Exploring The Amazon
The Amazon is an eco tourist’s dream. Full of incredible opportunities to nurture your inner geography geek, and delight your inner thrill seeker, I was spoiled for choice of what to do at every turn.
From a boat trip to look at the rare and notoriously elusive pink dolphins, which I saw for only a second, to Isla de los Micos, an island populated by the most adorable and friendly monkeys, to a parrot reserve hidden away, there are many inspirational projects looking after and trying to preserve the indigenous wildlife.
For those looking for a little more educational trip, Mundo Amazonico in Colombia and Reserva Marasha in Peru are beautiful and relatively easily accessible nature reserves where scientists and local guides will teach you about the conservation plans and projects being actioned locally.
For quieter days, there is a free museum of indigenous culture, and talks by indigenous Shaman who tell tales of legends, religion and a pre-colonised world where the river was ruled by a Moon Goddess and a man made from the parts of the powerful beasts who roam the Rainforest, and comical to my eyes. And for the best insight, simply talk to the locals. They are friendly, welcoming and knowledgeable people, and the local artisan craftsmanship of souvenirs, trinkets and gifts is hugely impressive.
Kayaking & Hiking
If you’re into swimming or kayaking, this is a brilliant way to see untouched parts of the rainforest and rivers. I kayaked from Colombia to Peru, and it was one of the most breathtakingly beautiful and magical things I’ve ever done.
Hiking through the rainforest brings its own charms and terrors. If you don’t like creepy crawlies, you’re probably in the wrong place as you’ll find yourself covered in ants, spiders and all manner of insect friends. That being said, some of them are stunningly beautiful such as the butterflies.
Exploring by Foot
The abundance of life, sound and colour are beyond what I could have comprehended before my visit. Everything is moving and breathing and the cocktail of human, wild and jungle life combines in a stunning kaleidoscope that leaves you dazed.
Whilst the tours by boat, foot, and kayak were all incredible, some of the hidden gems I managed to find can be reached by foot from Leticia.
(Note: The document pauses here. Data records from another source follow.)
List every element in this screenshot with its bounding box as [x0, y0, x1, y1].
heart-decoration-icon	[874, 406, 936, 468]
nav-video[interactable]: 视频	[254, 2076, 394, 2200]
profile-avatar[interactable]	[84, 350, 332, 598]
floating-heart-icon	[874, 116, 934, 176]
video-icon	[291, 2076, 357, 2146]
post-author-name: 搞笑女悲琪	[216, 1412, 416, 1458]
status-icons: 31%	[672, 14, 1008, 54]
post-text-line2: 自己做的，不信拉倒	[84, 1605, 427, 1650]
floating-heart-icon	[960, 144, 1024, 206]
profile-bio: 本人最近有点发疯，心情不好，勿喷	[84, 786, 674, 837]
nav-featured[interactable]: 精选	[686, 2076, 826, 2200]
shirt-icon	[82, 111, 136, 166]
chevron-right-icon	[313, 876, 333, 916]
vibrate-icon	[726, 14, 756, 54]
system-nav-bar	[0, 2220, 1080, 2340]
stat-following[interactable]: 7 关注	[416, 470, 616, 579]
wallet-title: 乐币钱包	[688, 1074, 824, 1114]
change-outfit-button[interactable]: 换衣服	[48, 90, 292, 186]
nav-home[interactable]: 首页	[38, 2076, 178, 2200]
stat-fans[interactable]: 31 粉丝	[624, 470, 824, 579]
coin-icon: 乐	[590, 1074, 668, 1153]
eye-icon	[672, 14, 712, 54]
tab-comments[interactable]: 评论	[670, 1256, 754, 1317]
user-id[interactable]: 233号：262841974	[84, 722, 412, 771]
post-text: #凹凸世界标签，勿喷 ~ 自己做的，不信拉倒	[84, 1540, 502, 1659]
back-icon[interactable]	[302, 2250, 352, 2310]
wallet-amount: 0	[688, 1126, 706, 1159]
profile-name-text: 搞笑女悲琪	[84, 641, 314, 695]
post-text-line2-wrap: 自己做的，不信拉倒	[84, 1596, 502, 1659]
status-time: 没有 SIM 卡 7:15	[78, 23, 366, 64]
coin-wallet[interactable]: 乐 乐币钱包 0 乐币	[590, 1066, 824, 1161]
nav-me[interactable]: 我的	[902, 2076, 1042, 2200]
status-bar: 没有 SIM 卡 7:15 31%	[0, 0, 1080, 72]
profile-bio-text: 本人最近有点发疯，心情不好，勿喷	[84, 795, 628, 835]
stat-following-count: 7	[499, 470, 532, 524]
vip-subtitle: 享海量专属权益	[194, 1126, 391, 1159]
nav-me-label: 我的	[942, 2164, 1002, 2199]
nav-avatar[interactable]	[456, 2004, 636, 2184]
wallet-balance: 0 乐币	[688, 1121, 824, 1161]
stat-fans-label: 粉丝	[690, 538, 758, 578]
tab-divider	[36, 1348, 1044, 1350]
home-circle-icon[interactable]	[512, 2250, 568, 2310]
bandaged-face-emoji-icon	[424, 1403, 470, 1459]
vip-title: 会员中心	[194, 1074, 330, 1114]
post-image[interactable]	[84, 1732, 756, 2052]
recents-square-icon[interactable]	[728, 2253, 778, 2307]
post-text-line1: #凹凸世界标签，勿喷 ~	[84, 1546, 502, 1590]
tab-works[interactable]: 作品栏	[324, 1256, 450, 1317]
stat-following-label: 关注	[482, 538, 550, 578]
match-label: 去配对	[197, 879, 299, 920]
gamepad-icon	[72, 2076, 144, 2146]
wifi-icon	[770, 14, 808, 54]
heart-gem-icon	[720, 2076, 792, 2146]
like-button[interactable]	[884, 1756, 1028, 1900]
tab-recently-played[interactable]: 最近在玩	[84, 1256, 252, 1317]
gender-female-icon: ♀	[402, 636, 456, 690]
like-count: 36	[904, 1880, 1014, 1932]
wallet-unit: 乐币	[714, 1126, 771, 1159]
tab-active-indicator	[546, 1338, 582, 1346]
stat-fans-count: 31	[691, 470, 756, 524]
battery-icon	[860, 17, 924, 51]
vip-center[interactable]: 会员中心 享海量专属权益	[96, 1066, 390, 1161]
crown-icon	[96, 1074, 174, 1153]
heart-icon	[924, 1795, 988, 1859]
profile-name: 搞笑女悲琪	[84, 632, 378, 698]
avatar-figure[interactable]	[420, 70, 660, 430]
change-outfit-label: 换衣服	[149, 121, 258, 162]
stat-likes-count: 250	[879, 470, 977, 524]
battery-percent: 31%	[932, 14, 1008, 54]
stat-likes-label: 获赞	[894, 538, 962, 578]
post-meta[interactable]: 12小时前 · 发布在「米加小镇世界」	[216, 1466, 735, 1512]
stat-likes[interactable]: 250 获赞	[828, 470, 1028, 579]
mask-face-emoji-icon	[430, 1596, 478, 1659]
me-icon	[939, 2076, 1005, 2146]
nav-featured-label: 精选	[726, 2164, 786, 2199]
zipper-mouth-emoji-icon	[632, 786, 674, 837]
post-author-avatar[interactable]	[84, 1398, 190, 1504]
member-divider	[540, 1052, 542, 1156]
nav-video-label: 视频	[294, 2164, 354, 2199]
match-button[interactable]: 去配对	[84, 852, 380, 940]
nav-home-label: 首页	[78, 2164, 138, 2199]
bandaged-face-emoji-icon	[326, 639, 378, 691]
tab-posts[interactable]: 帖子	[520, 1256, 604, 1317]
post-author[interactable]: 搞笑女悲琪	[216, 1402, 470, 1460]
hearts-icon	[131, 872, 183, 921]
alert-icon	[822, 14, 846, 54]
Minutes away from my hotel, I was able to witness hundreds of thousands of parakeets flying in formation to settle for the night. Set against a stunning sunset, it was unforgettable.
Hidden behind the wide main roads is hidden Leticia, bustling and full of the local people who work tirelessly to keep the town thriving and catering to the tourism industry. A stark contrast from the sprawling comforts of my resort, the local neighbourhoods strongly demonstrated the harsh realities of life for the town’s residents.
Life in Leticia
I met a trio of small children struggling with a 20-litre barrel of water they were taking home. The tap water is unsafe to drink, and for many running water is an unaffordable luxury. The eldest was just 6 and full of pride that he wasn’t going to let his tiny sister, or me for that matter, help him. That’s what stayed with me about the people in Leticia, life is incredibly hard, but they carry on in a way that makes all of my Westernised 1st World problems look laughably trivial.
Saying Goodbye…For Now!
As I was leaving, I was suddenly hit by the words of my friends and family back at home. That this was a “once in a lifetime” trip. I decided that wouldn’t be the case. There are still so many things that I haven’t had the chance to do there, and so many of the Amazon’s beautiful creatures that eluded me the first time.
I’ve already made a mental list of the creatures I want to look at and the histories and stories I want to hear again. I saw the Piranhas and the Spider Monkeys and so many others, but I still want to see the Jaguars and the Golden Lion Tamarins and everything else that’s humanly possible.
But until then, my journey to the River Sea has been the most wonderful experience, and one that I’m so grateful to have been able to take. I can’t recommend a visit enough.